Je me revois dans cette vaste pièce sombre uniquement éclairée par un puits de lumière. Le mois de juillet à Pondichéry nous faisait goûter de sa moiteur. Dans la pénombre derrière nous trônaient d’imposants portraits de Mère et de Sri Aurobindo. Au dehors l’éternelle symphonie des klaxons nous obligeait à tendre l’oreille pour saisir les paroles de notre enseignant malgré la paresse collective de ce début d’après-midi. Nous étions assises autour d’Ajit, ayant choisi notre place selon l’angle d’action des ventilateurs. Le thème du jour était le Karma Yoga, yoga de l’action, des œuvres, du travail. Ajit Sarkar posa ces mots tous simples : « le karma yoga c’est agir uniquement pour la joie de la faire. Sans autre intérêt que cela. Pour la joie. »

D’autres dirons qu’il s’agit d’offrir son action au Divin pour s’unir à lui (ce que signifie le mot Yoga). La Bhâgavat Gita présente cette voie du yoga : « Tu as le droit à l’action, mais seulement à l’action et jamais à ses fruits ; que les fruits de ton action ne soient point ton mobile. »« Fais toutes les actions pour l’amour du Moi », « Quoi que tu fasses, fais en une offrande à Moi » disait Krishna à Arjuna.

Lors de cette période de confinement, j’ai pu observer le jeu du mérite dans la motivation de mes actions et réaliser à quel point il est un levier omniprésent de notre société : Un repos bien mérité, des vacances bien méritées, ça mérite une médaille, une claque bien méritée, ça ne mérite pas mon attention,…
Au fur et à mesure des jours je voyais l’absurdité du concept de mérite se faire évidente. Comment le repos, la paix pouvaient-ils se mériter ? Comment le repos pouvait-il être payant alors qu’en ces temps d’épidémie il était totalement gratuit ? Quel principe de déculpabilisation pouvait nous faire croire que la violence peut être justifiée ?
Utiliser le mérite comme principe collectif permet tellement d’abus. Serions-nous aussi dociles sans le mérite ? Accepterions-nous des emplois qui nous ennuient, des horaires qui ne suivent pas nos rythmes naturels ?
Que ferions-nous s’il n’y avait rien à obtenir de nos actions, ni reconnaissance, ni pouvoir, ni appréciation, ni argent,…?
Que se passerait-il si nous écoutions la voix de notre Krishna bien aimé chuchoter à notre oreille avant toute action ?
C’est entre autre ce que nous propose la communication non violente en prêtant attention à l’intention et à notre besoin universel avant d’entrer en communication et d’agir.

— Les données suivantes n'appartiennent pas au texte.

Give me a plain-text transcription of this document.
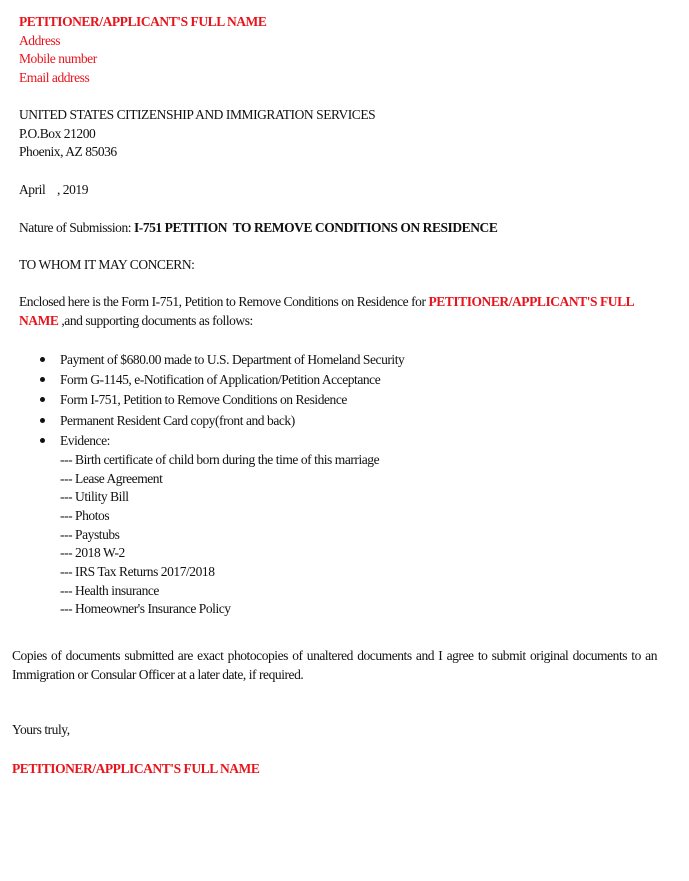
PETITIONER/APPLICANT'S FULL NAME
Address
Mobile number
Email address
UNITED STATES CITIZENSHIP AND IMMIGRATION SERVICES
P.O.Box 21200
Phoenix, AZ 85036
April    , 2019
Nature of Submission: I-751 PETITION  TO REMOVE CONDITIONS ON RESIDENCE
TO WHOM IT MAY CONCERN:
Enclosed here is the Form I-751, Petition to Remove Conditions on Residence for PETITIONER/APPLICANT'S FULL NAME ,and supporting documents as follows:
Payment of $680.00 made to U.S. Department of Homeland Security
Form G-1145, e-Notification of Application/Petition Acceptance
Form I-751, Petition to Remove Conditions on Residence
Permanent Resident Card copy(front and back)
Evidence:
--- Birth certificate of child born during the time of this marriage
--- Lease Agreement
--- Utility Bill
--- Photos
--- Paystubs
--- 2018 W-2
--- IRS Tax Returns 2017/2018
--- Health insurance
--- Homeowner's Insurance Policy
Copies of documents submitted are exact photocopies of unaltered documents and I agree to submit original documents to an Immigration or Consular Officer at a later date, if required.
Yours truly,
PETITIONER/APPLICANT'S FULL NAME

Je remarque que je crois particulièrement mériter quelques chose (reconnaissance, argent, repos,…) quand je réalise un travail au-delà de mon envie, de mes limites, lorsque je n’écoute plus la douce voix de Krishna qui même parfois m’hurle « Arrête !! ».

J’ai pu observer que sans échéances, sans certitudes sur le futur, sans contraintes horaires, je ne fais pas rien. Bien au contraire, j’ai le temps d’accueillir les remous et les tempêtes émotionnelles, je m’émerveille devant la magnificence de la nature, l’humour est présent, l’inspiration a le temps de se transformer en créativité, je me laisser aimer, il est plus facile d’aimer qui je suis, je célèbre et remercie ce qui m’entoure, je rentre en intimité avec moi-même, j’ai de la joie à partager, à contribuer, j’œuvre pour la beauté que ce soit en donnant un cours en ligne, dans mes pratiques de yoga, dans le relation de couple ou en faisant les comptes.
N’est-ce pas laisser la place au Divin que d’être assez tranquille pour aimer et accueillir dans un espace témoin ce qui est vécu et dans ce relâchement laisser l’amour, l’humour, la beauté, la joie, la compassion s’exprimer.

Je n’en ai aucun mérite, je n’ai rien fait pour cela, Cela s’est fait.

Et si nous y regardons de plus près, est-il seulement possible de s’attribuer aucun mérite ?
Byron Katie raconte que nous prenons notre tasse de thé, nous buvons le thé, nous reposons notre tasse et nous nous en attribuons le mérite et qu’il en va de même pour toutes nos actions. Est-ce nous qui agissons ou est-ce que le Divin agit à travers nous ? Pour la plupart d’entre nous, nous croyons être responsables de nos actions et même de nos pensées et de nos émotions. Avons-nous réellement décidé de prendre cette tasse de thé, de la boire et de la reposer ? Qui à envoyer l’information ? Qui a commandité la mission ? Certes nous sommes soumis à un ensemble de mécanismes et d’habitues de notre Nature humaine mais derrière cela il y a pour moi une autre chose qui consent et agit par le biais de cette Nature. Agir en conscience d’être agit par Cela est la proposition du Karma Yoga.